Я оглянулся на фургон, и мне показалось, что они говорят на повышенных тонах. Мать, Родитель. Они изо всех сил старались сохранять бодрость духа, ведь все были радостно воодушевлены, когда уезжали из Сент-Джуд. Но, когда дождь заливает дорогу и все вокруг окутано плотным туманом, как тут не впасть в уныние?
По полям гулял пронизывающий ветер, приносящий смесь запахов соленой морской воды и гнили, едкой, как испорченный лук. И прошлые наши паломничества, кажется, сопровождал этот запах, и я почувствовал, как в желудке у меня нарастает неприятное ощущение. Сколько я себя помню, мы приезжали сюда, и никогда не бывало, чтобы я чувствовал себя здесь хорошо. Мне вспомнился дом дедушки – угрюмый, безжизненный, даже немного угрожающий. Совсем не то место, где хочется задержаться надолго. Я всегда радовался, что все позади, когда пасхальное паломничество подходило к концу, и втайне не раз вздыхал с облегчением, когда мы совсем перестали сюда ездить.
Паломники поднимали дух, распевая гимны и читая молитвы, однако временами мне казалось, что они, не отдавая себе в этом отчета, скорее старались отогнать от себя тревожные мысли, чем призывали Бога. Хэнни завершил свои дела и махнул мне рукой, подзывая туда, где он стоял.
– Что там? – спросил я.
Брат показал на забор. Заяц, застреленный и ободранный, подвешен на колючей проволоке, рядом растянута его шкура, и тут же несколько десятков крыс. Охотничьи трофеи или подвешены для устрашения?
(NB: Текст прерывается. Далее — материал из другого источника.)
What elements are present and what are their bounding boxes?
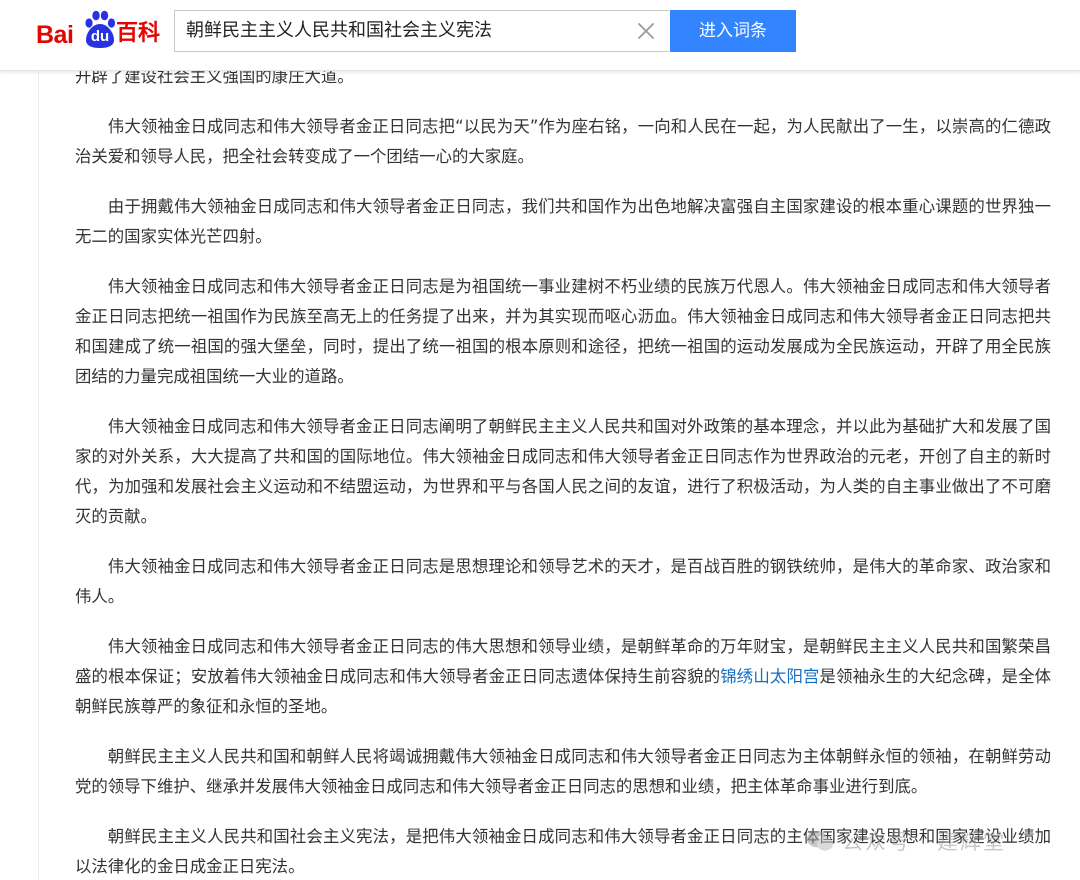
article-paragraph-with-link: 伟大领袖金日成同志和伟大领导者金正日同志的伟大思想和领导业绩，是朝鲜革命的万年财… bbox=[75, 632, 1051, 722]
logo-text-bai: Bai bbox=[36, 21, 74, 49]
palace-link[interactable]: 锦绣山太阳宫 bbox=[720, 667, 819, 686]
article-paragraph: 由于拥戴伟大领袖金日成同志和伟大领导者金正日同志，我们共和国作为出色地解决富强自… bbox=[75, 197, 1051, 246]
article-paragraph: 朝鲜民主主义人民共和国和朝鲜人民将竭诚拥戴伟大领袖金日成同志和伟大领导者金正日同… bbox=[75, 747, 1051, 796]
wechat-icon bbox=[806, 829, 834, 853]
enter-entry-button[interactable]: 进入词条 bbox=[670, 10, 796, 52]
watermark: 公众号 · 建辉堂 bbox=[806, 826, 1006, 856]
main-content: 开辟了建设社会主义强国的康庄大道。 伟大领袖金日成同志和伟大领导者金正日同志把“… bbox=[38, 0, 1080, 880]
search-input[interactable] bbox=[175, 11, 626, 51]
article-paragraph: 伟大领袖金日成同志和伟大领导者金正日同志是为祖国统一事业建树不朽业绩的民族万代恩… bbox=[75, 277, 1051, 386]
article-body: 开辟了建设社会主义强国的康庄大道。 伟大领袖金日成同志和伟大领导者金正日同志把“… bbox=[75, 62, 1051, 880]
close-icon[interactable] bbox=[637, 22, 655, 40]
baidu-paw-icon: du bbox=[83, 10, 117, 50]
logo-text-du: du bbox=[90, 28, 110, 45]
top-search-bar: Bai du 百科 进入词条 bbox=[0, 0, 1080, 71]
watermark-text: 公众号 · 建辉堂 bbox=[842, 830, 1007, 854]
article-paragraph: 伟大领袖金日成同志和伟大领导者金正日同志是思想理论和领导艺术的天才，是百战百胜的… bbox=[75, 557, 1051, 606]
logo-text-baike: 百科 bbox=[116, 21, 161, 46]
search-box bbox=[174, 10, 669, 52]
article-paragraph: 伟大领袖金日成同志和伟大领导者金正日同志阐明了朝鲜民主主义人民共和国对外政策的基… bbox=[75, 417, 1051, 526]
baidu-baike-logo[interactable]: Bai du 百科 bbox=[36, 10, 166, 50]
article-paragraph: 伟大领袖金日成同志和伟大领导者金正日同志把“以民为天”作为座右铭，一向和人民在一… bbox=[75, 117, 1051, 166]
А может быть, и то и другое.
– Оставь это, Хэнни, – сказал я. – Не трогай.
Он умоляюще смотрел на меня.
– Мы все равно теперь не можем ему помочь, – вздохнул я.
Брат было потянулся, чтобы погладить зайца, но отдернул руку, когда я покачал головой. Заяц уставился на нас остекленевшим карим глазом.
Мы начали было пересекать дорогу, чтобы вернуться к фургону, когда я услышал звук приближающегося автомобиля. Я схватил Хэнни за рукав и крепко держал его: мимо, вздымая во все стороны воду из-под колес, пролетел дорогущий «даймлер». На заднем сиденье спала девушка, лицо ее было обращено к окну. Водитель снизил скорость на повороте, где мы стояли, повернул голову и мельком взглянул на меня, перед тем как исчезнуть за поворотом. Я никогда раньше не видел в здешних местах такого автомобиля. Тут, в окрестностях Лоуни, и движения-то никакого не было, только грузовики с сеном да и фермерские фургоны, не всегда даже с мотором.
Когда мы с Хэнни вернулись к фургону, отец Бернард все еще возился с двигателем, запустив руки по локоть в капот.
– Что там не так, преподобный отец? – спросил я.
– Не знаю, Тонто, – ответил он и отер рукавом дождевую воду с глаз. – Возможно, маховик, но чтобы убедиться, мне придется полностью разобрать мотор.
Отец Бернард неохотно закрыл капот и залез за мной в фургон.
– Есть успехи? – поинтересовался мистер Белдербосс.
– Пока нет, – ответил отец Бернард, приглаживая на голове мокрые волосы. – Если честно, тут, по-моему, работа для автомеханика.
– О господи! – запричитала миссис Белдербосс. – Такое начало!
– Ну, по крайней мере, мы отъехали достаточно далеко, – заметил отец Бернард.
Монро заскулил. Отец Бернард цыкнул на него, и пес затих, но по его глазам было видно, что он беспокоится.
– Думаю, лучшее, что я могу сделать, – сказал отец Бернард, – это пойти пешком в деревню и поискать кого-нибудь, кто сможет помочь.
– В такую погоду, преподобный отец? – удивилась миссис Белдербосс. – Вы себя до могилы доведете.
– Честно говоря, мне лучше пройтись, миссис Белдербосс, – улыбнулся отец Бернард. – Я плохо себя чувствую, когда приходится подолгу сидеть.